Никто прежде не видел падре раздраженным, поэтому все удивились. Он не просто выкрикнул эту фразу, но пристукнул ладонью по столу так, что подпрыгнул кофейник, звякнули чашки, закачалась ореховая настойка. Даже дьякон отлично расслышал его слова.
— Это мой дом, — продолжал падре, — им не в чем меня упрекнуть. Я творю добро, как могу, отдаю все силы Господу, всю жизнь служу Всевышнему. Зачем донимать меня всякой напраслиной? Мы не можем позволить себе потерять поддержку дона Хустиниано. Его одурманили ложью. Все, что он нам дает, мы тратим на бедных. Наши сердца полны милосердия.
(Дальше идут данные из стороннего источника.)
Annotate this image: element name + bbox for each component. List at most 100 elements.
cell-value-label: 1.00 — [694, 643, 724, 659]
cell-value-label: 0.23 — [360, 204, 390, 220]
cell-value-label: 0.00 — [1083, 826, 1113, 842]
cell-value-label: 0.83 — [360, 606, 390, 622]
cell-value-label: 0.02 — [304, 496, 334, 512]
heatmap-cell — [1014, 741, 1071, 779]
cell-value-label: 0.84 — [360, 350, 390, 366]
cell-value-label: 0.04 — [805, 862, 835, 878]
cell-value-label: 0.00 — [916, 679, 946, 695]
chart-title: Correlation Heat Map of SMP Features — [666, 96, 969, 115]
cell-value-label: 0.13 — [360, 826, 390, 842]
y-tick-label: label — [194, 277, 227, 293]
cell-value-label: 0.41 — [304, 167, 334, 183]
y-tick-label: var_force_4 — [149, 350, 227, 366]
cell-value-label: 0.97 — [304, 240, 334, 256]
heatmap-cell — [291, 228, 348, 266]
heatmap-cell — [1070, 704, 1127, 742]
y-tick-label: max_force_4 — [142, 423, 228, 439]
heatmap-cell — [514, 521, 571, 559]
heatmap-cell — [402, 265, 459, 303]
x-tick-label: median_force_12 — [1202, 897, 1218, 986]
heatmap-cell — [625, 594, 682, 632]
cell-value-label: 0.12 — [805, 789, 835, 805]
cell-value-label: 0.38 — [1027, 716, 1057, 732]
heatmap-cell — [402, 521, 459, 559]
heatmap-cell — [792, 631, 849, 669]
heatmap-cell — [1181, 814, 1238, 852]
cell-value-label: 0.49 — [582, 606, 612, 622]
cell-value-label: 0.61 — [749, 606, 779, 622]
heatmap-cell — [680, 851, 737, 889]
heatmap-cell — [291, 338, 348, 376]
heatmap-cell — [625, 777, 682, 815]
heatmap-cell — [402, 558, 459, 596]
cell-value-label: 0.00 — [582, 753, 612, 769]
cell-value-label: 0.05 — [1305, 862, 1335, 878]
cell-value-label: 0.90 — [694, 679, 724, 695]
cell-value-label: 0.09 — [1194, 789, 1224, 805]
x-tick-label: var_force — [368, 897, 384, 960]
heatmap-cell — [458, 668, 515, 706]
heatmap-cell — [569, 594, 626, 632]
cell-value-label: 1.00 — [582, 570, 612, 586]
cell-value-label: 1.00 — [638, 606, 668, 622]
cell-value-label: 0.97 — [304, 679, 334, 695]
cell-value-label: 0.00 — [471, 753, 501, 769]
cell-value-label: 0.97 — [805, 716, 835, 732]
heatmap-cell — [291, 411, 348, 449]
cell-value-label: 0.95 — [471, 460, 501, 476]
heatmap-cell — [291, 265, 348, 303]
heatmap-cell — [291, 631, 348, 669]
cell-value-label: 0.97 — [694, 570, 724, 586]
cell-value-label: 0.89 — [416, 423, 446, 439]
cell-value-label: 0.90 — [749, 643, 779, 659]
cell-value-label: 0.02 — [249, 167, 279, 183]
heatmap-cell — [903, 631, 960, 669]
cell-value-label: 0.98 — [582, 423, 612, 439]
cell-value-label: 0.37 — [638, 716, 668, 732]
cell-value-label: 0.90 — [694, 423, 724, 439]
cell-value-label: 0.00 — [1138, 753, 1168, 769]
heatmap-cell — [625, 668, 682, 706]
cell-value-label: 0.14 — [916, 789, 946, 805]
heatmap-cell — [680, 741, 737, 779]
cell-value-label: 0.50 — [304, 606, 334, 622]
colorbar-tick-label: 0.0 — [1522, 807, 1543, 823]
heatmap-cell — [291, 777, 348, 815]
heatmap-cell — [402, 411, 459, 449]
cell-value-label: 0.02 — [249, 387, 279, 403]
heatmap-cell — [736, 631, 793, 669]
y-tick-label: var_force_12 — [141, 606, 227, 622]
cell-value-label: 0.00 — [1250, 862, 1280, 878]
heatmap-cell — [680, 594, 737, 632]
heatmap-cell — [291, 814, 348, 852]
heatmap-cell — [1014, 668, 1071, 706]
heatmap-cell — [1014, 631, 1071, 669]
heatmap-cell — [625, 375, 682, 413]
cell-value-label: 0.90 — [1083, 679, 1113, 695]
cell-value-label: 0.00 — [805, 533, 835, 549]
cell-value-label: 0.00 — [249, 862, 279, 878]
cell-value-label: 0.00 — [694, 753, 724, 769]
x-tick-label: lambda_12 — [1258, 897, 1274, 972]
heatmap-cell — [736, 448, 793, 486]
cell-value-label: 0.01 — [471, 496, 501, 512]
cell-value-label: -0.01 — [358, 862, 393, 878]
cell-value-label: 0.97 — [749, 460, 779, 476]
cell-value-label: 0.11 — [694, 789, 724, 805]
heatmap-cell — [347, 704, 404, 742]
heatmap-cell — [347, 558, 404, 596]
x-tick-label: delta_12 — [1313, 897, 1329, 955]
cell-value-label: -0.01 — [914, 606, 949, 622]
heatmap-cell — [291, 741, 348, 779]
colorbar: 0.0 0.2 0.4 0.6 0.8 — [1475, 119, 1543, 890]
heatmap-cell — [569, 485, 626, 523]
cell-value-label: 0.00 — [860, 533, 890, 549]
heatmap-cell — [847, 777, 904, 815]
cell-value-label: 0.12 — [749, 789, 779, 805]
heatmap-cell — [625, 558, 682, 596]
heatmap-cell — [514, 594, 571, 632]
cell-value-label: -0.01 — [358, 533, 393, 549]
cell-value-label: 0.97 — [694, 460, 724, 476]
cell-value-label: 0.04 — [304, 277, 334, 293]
Если мы потеряем его поддержку, то потеряем и благотворительные обеды.
— Правда всегда побеждает, — сказал дьякон.
— Вздорные люди, — продолжал падре, — а еще священники, плоть от плоти нашей, дух от духа нашего, а сами — воплощение зла. Боже, они хотят лишить нас поддержки. Но ведь потеряем от этого не мы. Пострадают многие чада Божьи. Зависть в священниках в три раза греховнее. И да простит их Господь, потому что я их проклинаю.